Jeeezzz!! IF i authenticated myself as the Administrator, if i already passworded my way in to admin land, then by Jove, leave me doing my stuff alone. Stop pestering me! I can’t possibly imagine what hell professional IT admins must have endured trying to use Vista. And then again, maybe that is why they didn’t and kept everyone using XP since then…

And this is what the commenter is referring about. If MS wanted people to setup the admin/user protocol, then force it, design it inherently, hide the admin (SUDO). But don’t do things halfheartedly with the firm intention of annoying the user so much that it must do what you wanted to him to do. Because he/she will find another solution. Probably easier and not at all what you wanted in the first place.

Adobe experience

Web designers are frequently among the most irritating persons in all of the “computer experience”. And among these, i specially have an issue with Adobe related ones.

I mean, not just those that use Flash for everything, including showing titles phrases (something i can’t possibly understand), but those guys that make the Adobe website. Which is a confusion statement on his own.

I know the few times i consulted the site i usually went back and forth trying to find whatever I was looking for, but what seemed was always on the next link I’d press, wasn’t.

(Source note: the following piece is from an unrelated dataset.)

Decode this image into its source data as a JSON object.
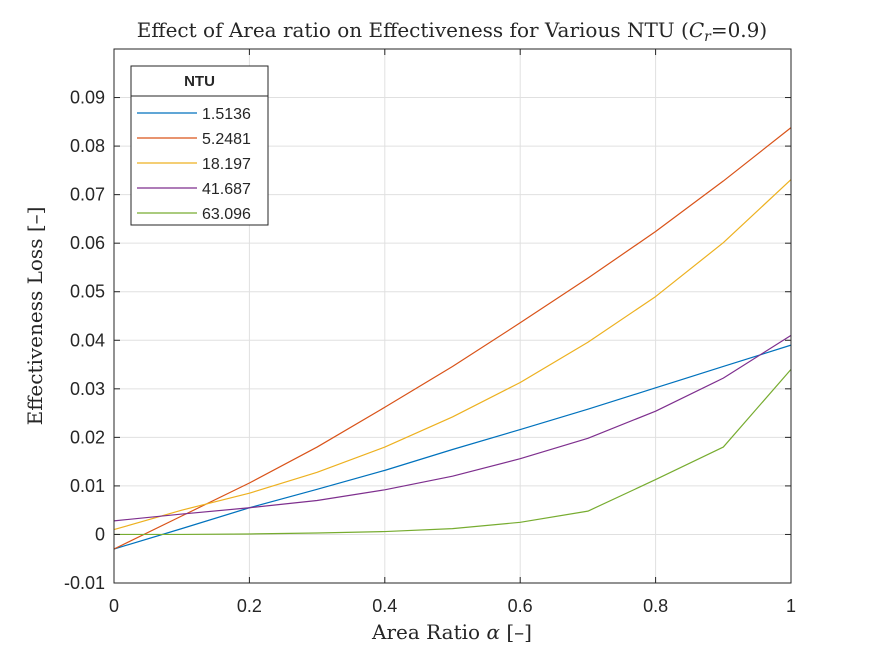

Suppose that you would like to download the next flash player, or simply check if there was updates (as long as you have to use Flash, is always a vert good idea to maintain it as updated as possible). You write adobe.com and there you go. And then to the Get Flash Player Downolad Page. OK. Fine so far. But now the web page tells you that the new version is 10.0.1234567 ?! Err… and that means what? Not a single indication of when was this version released or any indication that is “new”.

And now to my favourite part. You assume, correctly, that Adobe is likely to be able to know what version you have. And you look for it on the download page. I mean, that is undoubtedly the best place to put that info right? “The new version is 10.0.12345 and you have 10.0.12333” Seems a reasonable info to look for, right? But no. No siree! No option to look that.

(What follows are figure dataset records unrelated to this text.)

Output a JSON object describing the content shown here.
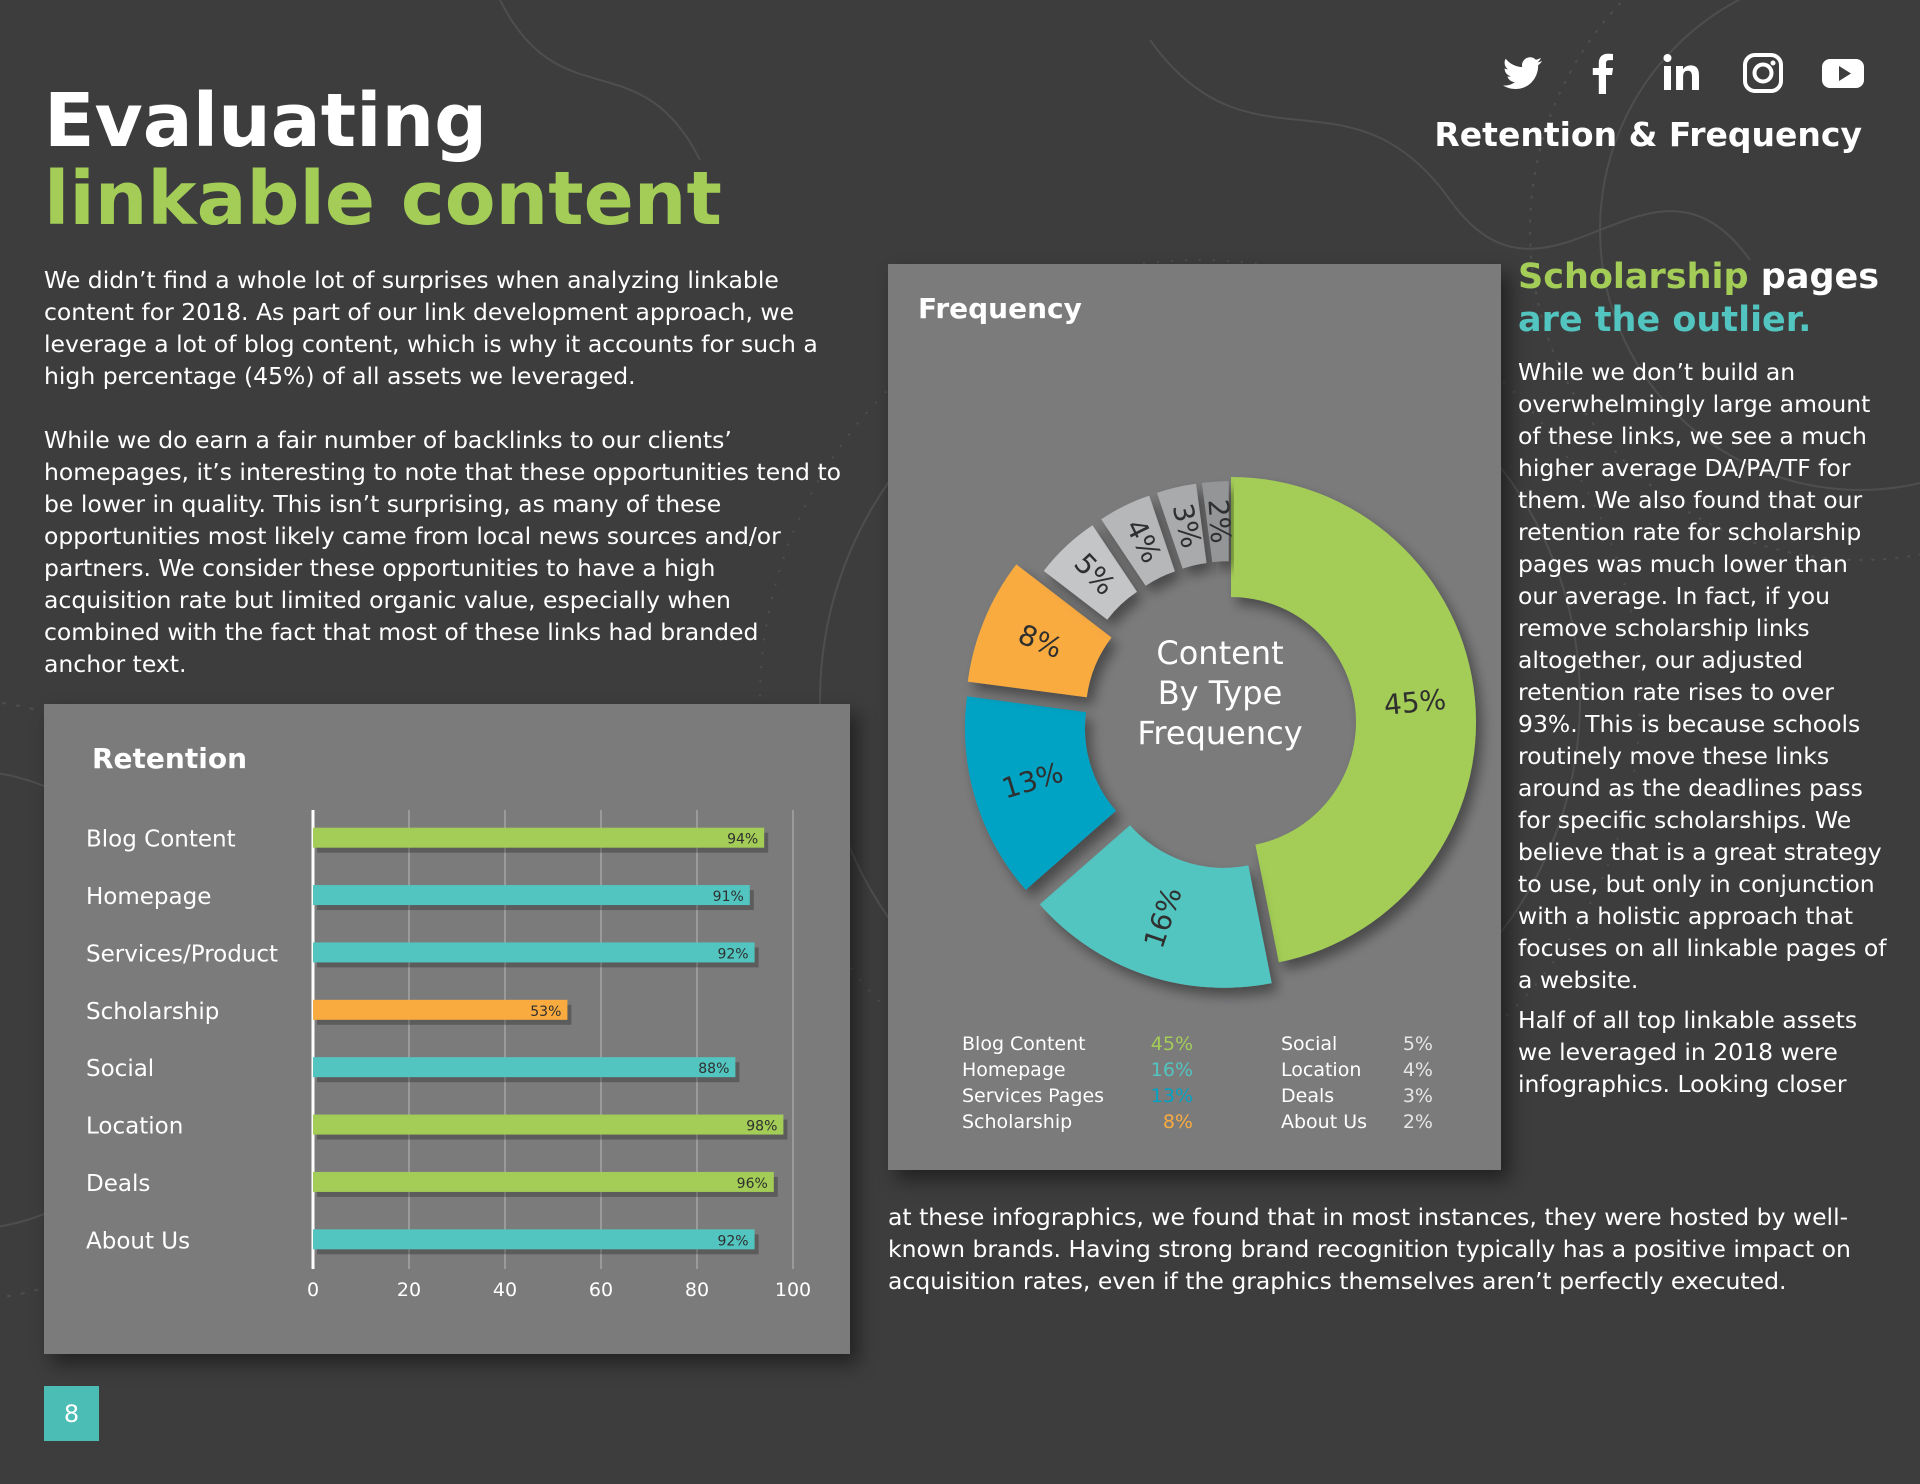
{
  "colors": {
    "background": "#3d3d3e",
    "green": "#a3cd57",
    "teal": "#52c5c0",
    "blue": "#00a3c4",
    "orange": "#f9ab3f",
    "gray_light": "#c4c5c7",
    "gray_mid": "#a9aaac",
    "gray_dark": "#949597",
    "panel": "#7b7b7c"
  },
  "page": {
    "title_line1": "Evaluating",
    "title_line2": "linkable content",
    "section_label": "Retention & Frequency",
    "page_number": "8",
    "social_icons": [
      "twitter-icon",
      "facebook-icon",
      "linkedin-icon",
      "instagram-icon",
      "youtube-icon"
    ]
  },
  "intro": {
    "p1": "We didn’t find a whole lot of surprises when analyzing linkable content for 2018. As part of our link development approach, we leverage a lot of blog content, which is why it accounts for such a high percentage (45%) of all assets we leveraged.",
    "p2": "While we do earn a fair number of backlinks to our clients’ homepages, it’s interesting to note that these opportunities tend to be lower in quality. This isn’t surprising, as many of these opportunities most likely came from local news sources and/or partners. We consider these opportunities to have a high acquisition rate but limited organic value, especially when combined with the fact that most of these links had branded anchor text."
  },
  "right_column": {
    "heading_word1": "Scholarship",
    "heading_word2": " pages",
    "heading_line2": "are the outlier.",
    "p1": "While we don’t build an overwhelmingly large amount of these links, we see a much higher average DA/PA/TF for them. We also found that our retention rate for scholarship pages was much lower than our average. In fact, if you remove scholarship links altogether, our adjusted retention rate rises to over 93%. This is because schools routinely move these links around as the deadlines pass for specific scholarships. We believe that is a great strategy to use, but only in conjunction with a holistic approach that focuses on all linkable pages of a website.",
    "p2": "Half of all top linkable assets we leveraged in 2018 were infographics. Looking closer"
  },
  "bottom_text": "at these infographics, we found that in most instances, they were hosted by well-known brands. Having strong brand recognition typically has a positive impact on acquisition rates, even if the graphics themselves aren’t perfectly executed.",
  "chart_data": [
    {
      "type": "bar",
      "orientation": "horizontal",
      "title": "Retention",
      "categories": [
        "Blog Content",
        "Homepage",
        "Services/Product",
        "Scholarship",
        "Social",
        "Location",
        "Deals",
        "About Us"
      ],
      "values": [
        94,
        91,
        92,
        53,
        88,
        98,
        96,
        92
      ],
      "value_labels": [
        "94%",
        "91%",
        "92%",
        "53%",
        "88%",
        "98%",
        "96%",
        "92%"
      ],
      "bar_colors": [
        "#a3cd57",
        "#52c5c0",
        "#52c5c0",
        "#f9ab3f",
        "#52c5c0",
        "#a3cd57",
        "#a3cd57",
        "#52c5c0"
      ],
      "xlim": [
        0,
        100
      ],
      "xticks": [
        0,
        20,
        40,
        60,
        80,
        100
      ],
      "xlabel": "",
      "ylabel": "",
      "grid": true
    },
    {
      "type": "pie",
      "variant": "exploded donut",
      "title": "Frequency",
      "center_label": [
        "Content",
        "By Type",
        "Frequency"
      ],
      "slices": [
        {
          "name": "Blog Content",
          "value": 45,
          "label": "45%",
          "color": "#a3cd57"
        },
        {
          "name": "Homepage",
          "value": 16,
          "label": "16%",
          "color": "#52c5c0"
        },
        {
          "name": "Services Pages",
          "value": 13,
          "label": "13%",
          "color": "#00a3c4"
        },
        {
          "name": "Scholarship",
          "value": 8,
          "label": "8%",
          "color": "#f9ab3f"
        },
        {
          "name": "Social",
          "value": 5,
          "label": "5%",
          "color": "#c4c5c7"
        },
        {
          "name": "Location",
          "value": 4,
          "label": "4%",
          "color": "#b6b7b9"
        },
        {
          "name": "Deals",
          "value": 3,
          "label": "3%",
          "color": "#a9aaac"
        },
        {
          "name": "About Us",
          "value": 2,
          "label": "2%",
          "color": "#949597"
        }
      ],
      "legend": {
        "placement": "bottom",
        "left": [
          {
            "name": "Blog Content",
            "label": "45%",
            "color": "#a3cd57"
          },
          {
            "name": "Homepage",
            "label": "16%",
            "color": "#52c5c0"
          },
          {
            "name": "Services Pages",
            "label": "13%",
            "color": "#00a3c4"
          },
          {
            "name": "Scholarship",
            "label": "8%",
            "color": "#f9ab3f"
          }
        ],
        "right": [
          {
            "name": "Social",
            "label": "5%",
            "color": "#e6e6e6"
          },
          {
            "name": "Location",
            "label": "4%",
            "color": "#e6e6e6"
          },
          {
            "name": "Deals",
            "label": "3%",
            "color": "#e6e6e6"
          },
          {
            "name": "About Us",
            "label": "2%",
            "color": "#e6e6e6"
          }
        ]
      }
    }
  ]
}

And now you look at the links they provide below the download button. And none provides that info, nor indicate in anyway that it might contain that info. And you click on the first one that takes you to the Product info. Lot of seller’s talk. But not the info you are looking for. The second indicates all of the system requirements that you must need. And the third point out to something about wanting to redistribute the Flash player.

I’ll spare you the details but if you pressed any of this links and look for it, you wouldn’t get to the Flash Info page that finally tells you what version you have and what are the latest releases. I’ll usually just give up and look for it on Google.

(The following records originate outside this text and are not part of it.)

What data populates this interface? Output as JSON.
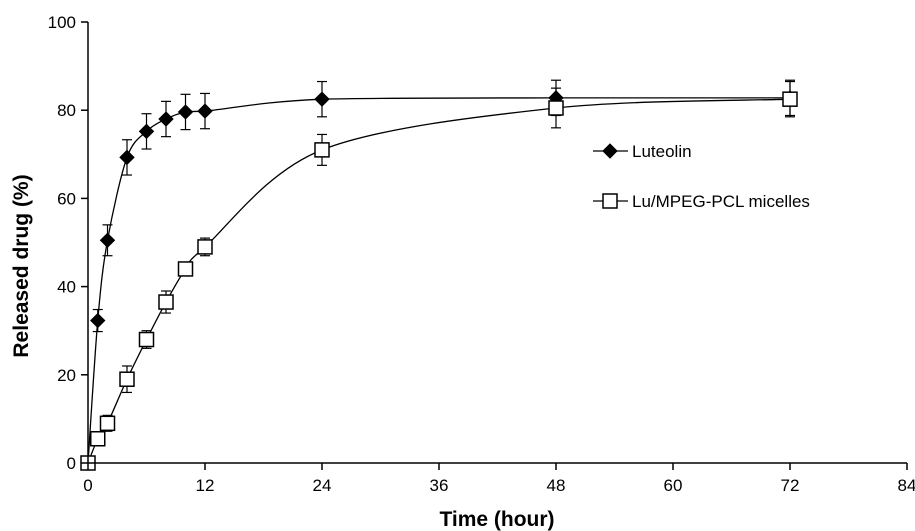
{
  "chart_data": {
    "type": "line",
    "title": "",
    "xlabel": "Time (hour)",
    "ylabel": "Released drug (%)",
    "xlim": [
      0,
      84
    ],
    "ylim": [
      0,
      100
    ],
    "xticks": [
      0,
      12,
      24,
      36,
      48,
      60,
      72,
      84
    ],
    "yticks": [
      0,
      20,
      40,
      60,
      80,
      100
    ],
    "grid": false,
    "legend_position": "right",
    "series": [
      {
        "name": "Luteolin",
        "marker": "filled-diamond",
        "color": "#000000",
        "x": [
          0,
          1,
          2,
          4,
          6,
          8,
          10,
          12,
          24,
          48,
          72
        ],
        "y": [
          0,
          32.3,
          50.5,
          69.3,
          75.2,
          78.0,
          79.6,
          79.8,
          82.5,
          82.8,
          82.8
        ],
        "error": [
          0,
          2.5,
          3.5,
          4.0,
          4.0,
          4.0,
          4.0,
          4.0,
          4.0,
          4.0,
          4.0
        ]
      },
      {
        "name": "Lu/MPEG-PCL micelles",
        "marker": "open-square",
        "color": "#000000",
        "x": [
          0,
          1,
          2,
          4,
          6,
          8,
          10,
          12,
          24,
          48,
          72
        ],
        "y": [
          0,
          5.5,
          9.0,
          19.0,
          28.0,
          36.5,
          44.0,
          49.0,
          71.0,
          80.5,
          82.5
        ],
        "error": [
          0,
          1.0,
          1.8,
          3.0,
          2.0,
          2.5,
          0,
          2.0,
          3.5,
          4.5,
          4.0
        ]
      }
    ]
  }
}
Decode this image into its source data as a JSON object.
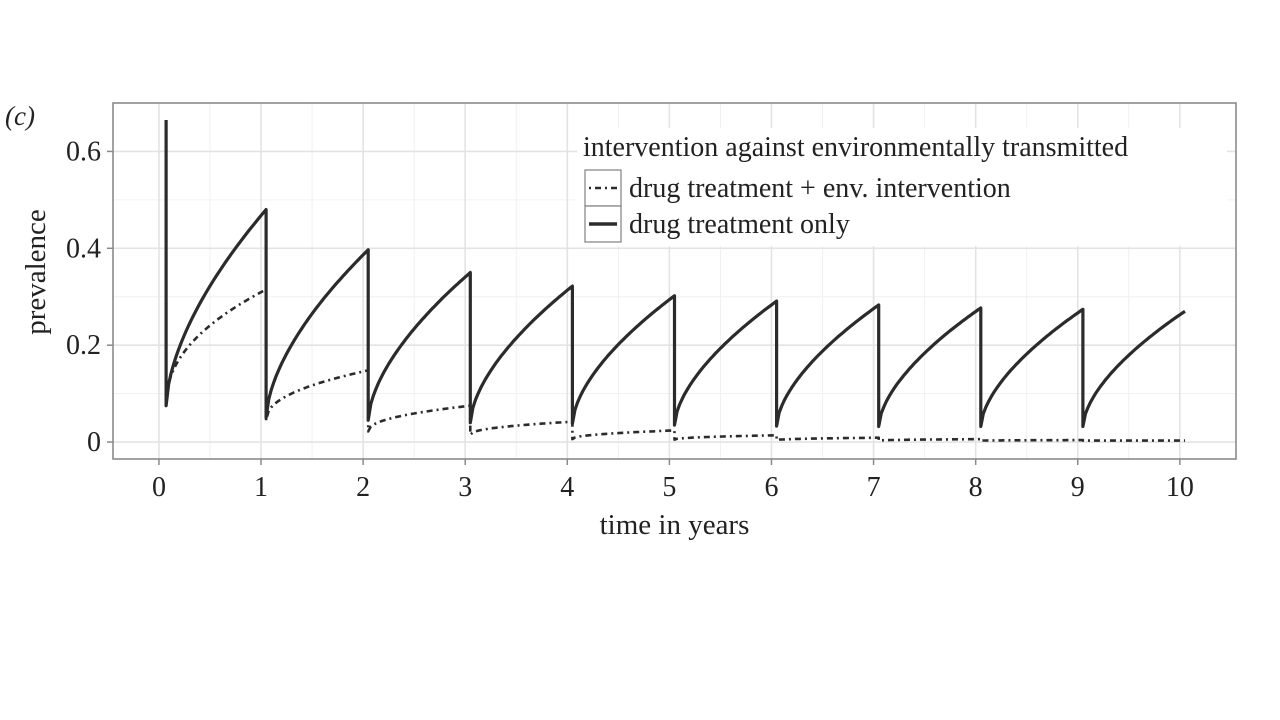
{
  "panel_label": "(c)",
  "chart_data": {
    "type": "line",
    "xlabel": "time in years",
    "ylabel": "prevalence",
    "xlim": [
      -0.45,
      10.55
    ],
    "ylim": [
      -0.035,
      0.7
    ],
    "x_ticks": [
      0,
      1,
      2,
      3,
      4,
      5,
      6,
      7,
      8,
      9,
      10
    ],
    "x_tick_labels": [
      "0",
      "1",
      "2",
      "3",
      "4",
      "5",
      "6",
      "7",
      "8",
      "9",
      "10"
    ],
    "y_ticks": [
      0,
      0.2,
      0.4,
      0.6
    ],
    "y_tick_labels": [
      "0",
      "0.2",
      "0.4",
      "0.6"
    ],
    "grid": true,
    "legend": {
      "title": "intervention against environmentally transmitted",
      "placement": "top-right"
    },
    "series": [
      {
        "name": "drug treatment + env. intervention",
        "style": "dotdash",
        "start_x": 0.07,
        "start_peak": 0.665,
        "cycles": [
          {
            "x0": 0.07,
            "x1": 1.05,
            "y_start": 0.075,
            "y_end": 0.315
          },
          {
            "x0": 1.05,
            "x1": 2.05,
            "y_start": 0.045,
            "y_end": 0.148
          },
          {
            "x0": 2.05,
            "x1": 3.05,
            "y_start": 0.022,
            "y_end": 0.075
          },
          {
            "x0": 3.05,
            "x1": 4.05,
            "y_start": 0.015,
            "y_end": 0.042
          },
          {
            "x0": 4.05,
            "x1": 5.05,
            "y_start": 0.006,
            "y_end": 0.024
          },
          {
            "x0": 5.05,
            "x1": 6.05,
            "y_start": 0.005,
            "y_end": 0.014
          },
          {
            "x0": 6.05,
            "x1": 7.05,
            "y_start": 0.004,
            "y_end": 0.009
          },
          {
            "x0": 7.05,
            "x1": 8.05,
            "y_start": 0.003,
            "y_end": 0.006
          },
          {
            "x0": 8.05,
            "x1": 9.05,
            "y_start": 0.003,
            "y_end": 0.004
          },
          {
            "x0": 9.05,
            "x1": 10.05,
            "y_start": 0.003,
            "y_end": 0.003
          }
        ]
      },
      {
        "name": "drug treatment only",
        "style": "solid",
        "start_x": 0.07,
        "start_peak": 0.665,
        "cycles": [
          {
            "x0": 0.07,
            "x1": 1.05,
            "y_start": 0.075,
            "y_end": 0.48
          },
          {
            "x0": 1.05,
            "x1": 2.05,
            "y_start": 0.05,
            "y_end": 0.397
          },
          {
            "x0": 2.05,
            "x1": 3.05,
            "y_start": 0.045,
            "y_end": 0.35
          },
          {
            "x0": 3.05,
            "x1": 4.05,
            "y_start": 0.04,
            "y_end": 0.322
          },
          {
            "x0": 4.05,
            "x1": 5.05,
            "y_start": 0.038,
            "y_end": 0.302
          },
          {
            "x0": 5.05,
            "x1": 6.05,
            "y_start": 0.035,
            "y_end": 0.291
          },
          {
            "x0": 6.05,
            "x1": 7.05,
            "y_start": 0.033,
            "y_end": 0.283
          },
          {
            "x0": 7.05,
            "x1": 8.05,
            "y_start": 0.032,
            "y_end": 0.277
          },
          {
            "x0": 8.05,
            "x1": 9.05,
            "y_start": 0.032,
            "y_end": 0.274
          },
          {
            "x0": 9.05,
            "x1": 10.05,
            "y_start": 0.032,
            "y_end": 0.27
          }
        ]
      }
    ]
  }
}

Most browsers also give you the info on what version you have but either is not easy to get there or they are somewhere buried in a sub-sub menu that you wouldn’t remember to look. ((on Safari is on Help/Installed Plugins. Why it is not in Preferences/Extensions or similar beats me. I had to google to find out about this also because i would never guess that it was in the Help menu that is, you know, for help!))

And why this random rant about a small and trivial thing? Well, because yesterday i’ve read that Adobe had released a new flash player, with less hardware consumption and better security. So i went to the website to download it. And found this:

Screen shot 2011-02-10 at 11.14.58.png

Well, i know Chrome has its own Flash player but i happen to have other browsers on my computer (Safari, Firefox & Opera) and at least Firefox i use frequently as my “work” browser. And i would really like to update those now that i know that a new major version has been launched. I understand the info about Chrome not needing it, but let’s just assume for a moment that i know what i am doing and even so i would like to download it anyway. Nops. No luck. You can’t. At least using Chrome. The nice folks that do this website know better than you. A simple link below giving the option to download the damn file would be too complicated. Or something else. Beats me. It’s a Adobe experience. Should have known.